Relationships and straitjackets

Relationships are strange things, and sometimes it baffles me that they exist at all. When everyone's pretty much the same messed-up piece of work, with variations, how can we actually love somebody? And when the expectations of any two people in a relationship are inevitably different, how remarkable it is that any common ground they find is sustainable. And isn't it a paradox that you could be involved in a beautiful relationship in which you love unconditionally, but because it is trapped with a straitjacketed category like 'marriage' or 'platonic friendship', it has limits enforced on it, artificial constraints that distort its truth?

All apropos of nothing, of course, and not stuff I'll write more about on this blog. But I was rather pleased to find a great post by Falstaff in which he expounds rather well on similar matters. He writes:
Is it just that in an age obsessed with menus, with choices, with the drop-down box, we have turned even love into a multiple choice question? "How do you feel about this person? Are you a) a friend b) a lover c) a brother or d) a father". What about none of the above? What about Other (please specify)? What about feelings that are open-ended?

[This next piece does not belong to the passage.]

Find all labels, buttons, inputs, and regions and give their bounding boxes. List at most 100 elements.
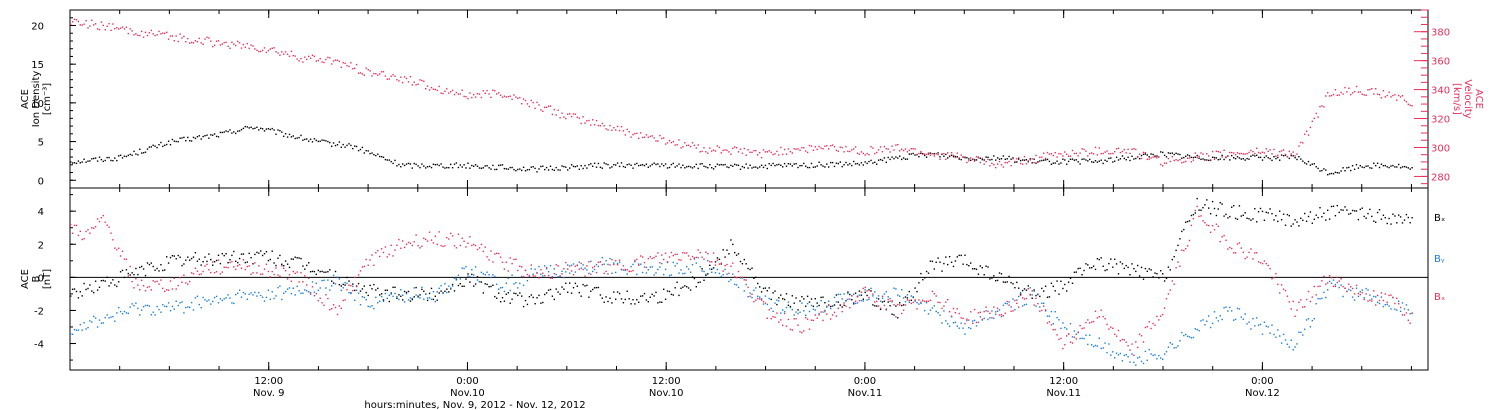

Or is it that we have been so poisoned by reason, by our quest for explicability, that the apprehension of another human being in his or her specificity has become impossible for us, and that we can only love people (as we may only hate them) by converting them into abstractions, into the idea of the other rather than the other itself? That having to face up to the reality of who the other person is, to their infinite humanity, is more than we are capable of, so that just as we must ignore what is human about someone to hate him or her, we must also ignore the details of the person we care for, in order to love them? Is this why we give names to our feelings - because we cannot experience them unless they are made intelligible to us, like a child who cannot eat his dinner unless it is cut into bite sized pieces?
Actually, we view not just relationships but all the world around us in "bite-sized pieces," because of our "quest for explicability" and an inability to fathom the true complexity of the world. So we see patterns where there are none, and fit all kinds of phenomena into a worldview we use, in part, to define who we are. But all common worldviews are somewhat simplistic, and putting a finger on who we are, is, well, a rather complex matter as well.

This is the paragraph where I could start to ramble self-importantly. Before that happens, I'll end this post.